Jude Law: Interpretare il Papa per Sorrentino sfida ricca di piacere
L'attore è Pio XIII nella serie 'The Young Pope' presentata al Festival di Venezia

Interpretare il Papa in 'The Young Pope' è stato uno dei ruoli più difficili che Jude Law abbia affrontato. "E' stata una sfida, ma mi ha anche riempito di piacere", racconta l'attore in un'intervista a Efe da Venezia, dove è stata presentata la miniserie diretta da Paolo Sorrentino. Un lavoro che ha fatto sentire a Jude Law per più di sette mesi la responsabilità di interpretare un personaggio complesso che attraversa periodi positivi e negativi, tra cui "bellissimi momenti di riscatto e di messa in discussione".

La serie, spiega l'attore britannico, mostra i volti molto diversi di Pio XIII, il primo Papa americano, il suo percorso di vita come uomo e come Papa. "A volte mi sento orgoglioso e felice di essere una persona in una posizione di potere e di usare quella posizione con saggezza e in modo adeguato", dice Law. E sono tutti questi aspetti del personaggio che lo hanno attratto e convinto a seguire il progetto della miniserie, pur riconoscendo che ha accettato "solo perché a dirigerla sarebbe stato Paolo Sorrentino".

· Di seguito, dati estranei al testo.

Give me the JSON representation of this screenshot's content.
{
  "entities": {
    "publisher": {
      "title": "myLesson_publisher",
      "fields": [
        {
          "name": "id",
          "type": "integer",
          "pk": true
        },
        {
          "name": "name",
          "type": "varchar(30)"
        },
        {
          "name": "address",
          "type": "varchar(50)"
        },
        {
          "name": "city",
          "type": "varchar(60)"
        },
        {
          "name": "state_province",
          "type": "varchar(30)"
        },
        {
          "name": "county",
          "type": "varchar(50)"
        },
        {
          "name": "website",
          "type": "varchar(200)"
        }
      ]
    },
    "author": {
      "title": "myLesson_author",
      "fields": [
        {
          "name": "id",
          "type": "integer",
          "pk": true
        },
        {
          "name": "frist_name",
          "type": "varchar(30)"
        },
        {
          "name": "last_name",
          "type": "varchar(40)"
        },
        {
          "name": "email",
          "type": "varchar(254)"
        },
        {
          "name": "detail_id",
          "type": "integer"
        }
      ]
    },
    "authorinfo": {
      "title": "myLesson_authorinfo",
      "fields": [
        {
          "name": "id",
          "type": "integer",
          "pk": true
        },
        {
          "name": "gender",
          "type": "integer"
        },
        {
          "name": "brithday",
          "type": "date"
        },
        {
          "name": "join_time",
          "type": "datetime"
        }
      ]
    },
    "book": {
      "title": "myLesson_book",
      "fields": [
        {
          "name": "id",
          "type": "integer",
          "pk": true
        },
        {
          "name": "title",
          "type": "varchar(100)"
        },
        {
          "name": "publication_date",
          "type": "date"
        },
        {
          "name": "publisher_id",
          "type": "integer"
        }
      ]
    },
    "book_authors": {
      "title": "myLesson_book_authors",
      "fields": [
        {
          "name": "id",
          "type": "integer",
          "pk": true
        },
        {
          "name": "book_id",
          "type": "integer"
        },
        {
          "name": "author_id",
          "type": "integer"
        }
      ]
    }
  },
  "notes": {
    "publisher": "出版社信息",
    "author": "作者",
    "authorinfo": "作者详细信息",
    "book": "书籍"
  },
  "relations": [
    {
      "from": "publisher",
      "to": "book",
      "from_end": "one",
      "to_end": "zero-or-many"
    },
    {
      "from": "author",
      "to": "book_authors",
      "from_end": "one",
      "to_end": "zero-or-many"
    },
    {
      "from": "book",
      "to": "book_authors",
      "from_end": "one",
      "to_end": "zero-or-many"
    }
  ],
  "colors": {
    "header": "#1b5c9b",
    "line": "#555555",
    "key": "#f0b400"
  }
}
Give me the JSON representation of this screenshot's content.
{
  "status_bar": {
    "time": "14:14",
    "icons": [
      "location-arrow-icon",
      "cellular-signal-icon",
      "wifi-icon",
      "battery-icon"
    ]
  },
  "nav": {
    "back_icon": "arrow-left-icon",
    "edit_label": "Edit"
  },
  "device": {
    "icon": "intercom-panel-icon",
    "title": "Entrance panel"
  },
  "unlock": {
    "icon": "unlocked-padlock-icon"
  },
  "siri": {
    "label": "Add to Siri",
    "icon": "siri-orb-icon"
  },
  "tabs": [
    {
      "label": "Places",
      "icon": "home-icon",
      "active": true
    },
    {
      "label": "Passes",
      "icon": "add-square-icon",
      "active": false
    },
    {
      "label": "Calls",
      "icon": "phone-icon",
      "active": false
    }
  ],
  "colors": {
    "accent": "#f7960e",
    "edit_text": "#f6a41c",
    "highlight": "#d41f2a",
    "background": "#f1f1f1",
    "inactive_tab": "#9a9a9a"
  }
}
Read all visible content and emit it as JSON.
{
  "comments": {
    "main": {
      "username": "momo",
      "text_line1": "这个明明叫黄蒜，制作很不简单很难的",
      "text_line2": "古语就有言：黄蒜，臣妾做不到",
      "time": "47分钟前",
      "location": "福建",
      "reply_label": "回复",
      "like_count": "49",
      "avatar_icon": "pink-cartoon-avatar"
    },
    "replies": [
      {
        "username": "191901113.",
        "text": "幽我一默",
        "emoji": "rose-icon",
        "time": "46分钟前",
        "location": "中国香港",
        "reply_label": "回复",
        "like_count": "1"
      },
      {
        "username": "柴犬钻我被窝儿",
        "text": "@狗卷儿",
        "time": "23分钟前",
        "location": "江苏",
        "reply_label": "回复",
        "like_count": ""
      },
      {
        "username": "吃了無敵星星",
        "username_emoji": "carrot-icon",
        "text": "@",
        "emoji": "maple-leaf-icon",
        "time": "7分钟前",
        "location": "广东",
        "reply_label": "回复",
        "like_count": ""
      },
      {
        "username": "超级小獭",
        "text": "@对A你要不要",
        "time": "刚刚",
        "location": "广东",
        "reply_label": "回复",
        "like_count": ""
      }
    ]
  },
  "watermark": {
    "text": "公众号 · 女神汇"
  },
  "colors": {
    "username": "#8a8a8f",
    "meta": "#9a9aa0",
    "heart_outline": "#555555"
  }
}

"Volevo davvero lavorare con lui e il lavoro è stato meraviglioso, un personaggio complicato, l'opportunità di lavorare a Roma, che altrimenti non avrei avuto. E penso che ero anche affascinato dall'idea di interpretare un personaggio per nove o dieci ore", spiega l'attore. Fino a questo progetto, tutti i ruoli che ha avuto, infatti, sono stati in commedie o film di una lunghezza normale, circa due ore. "Seguire il viaggio di un personaggio per un lungo periodo è stata una sfida, un'opportunità per entrare nei dettagli in un modo che non si può fare quando si ha una storia di 90 o 100 minuti", aggiunge Law.

Non importa che la serie ruoti attorno a una figura così venerata da milioni di persone, e che Sorrentino ne dia una visione tanto particolare quanto critica in un contesto in cui, inoltre, il reale e l'irreale si mescolano, con il suo consueto tono irriverente. Ma in questo caso non si può accontentare tutti. "Non si può mai pensare alle critiche quando si lavora, bisogna essere creativi, aperti, ottimisti. Bisogna credere nel lavoro", afferma l'attore britannico. Per lui i problemi nell'interpretazione del Papa sono stati prevalentemente di natura pratica. "Uno era quello di avere un chiaro senso della storia del personaggio. Paolo mi ha spinto a giocare sull'uomo, non sulla figura", spiega Law sottolineando che ha dovuto costruire un personaggio molto contraddittorio, che è governato da un insieme complesso di regole per la sopravvivenza e il trionfo. Né è stato facile imparare il latino, riconosce. "La scuola che ho frequentato - assicura ridendo - non era abbastanza buona per insegnarmi il latino. Sono andato in una pessima scuola. Non ho davvero imparato niente, per non parlare del latino".

Ma al di là di questi problemi, aggiunge, la serie è "la celebrazione della Chiesa cattolica e della fede e contemporaneamente quello che mette in discussione la stessa fede. Spero che la gente lo veda".

A 43 anni e candidato a due premi Oscar per "Il talento di Mr. Ripley" (1999) e "Ritorno a Cold Mountain" (2003), l'attore è soddisfatto del risultato ottenuto con la serie, che ha visto la partecipazione di attori come Diane Keaton, Cécile de France, Silvio Orlando, Ludivine Sagnier e James Cromwell. "Una combinazione molto interessante, una vera festa europea, anche se io sono americano nel film e Diane anche", ha detto Law, che poi ha tante parole di lode per Sorrentino. "E 'impossibile non adorarlo, è grande, trasparente e fonte di ispirazione. E' molto bello partecipare ad un film in cui il regista sa quello che vuole e sa come esprimerlo. Rende tutto molto armonioso". Ma tra i tanti momenti positivi, Law ride ancora ricordando le riprese in agosto a Roma "con un caldo terribile, indossando tutti quei vestiti e cercando di fermare il fiume di sudore che scorreva sul mio viso".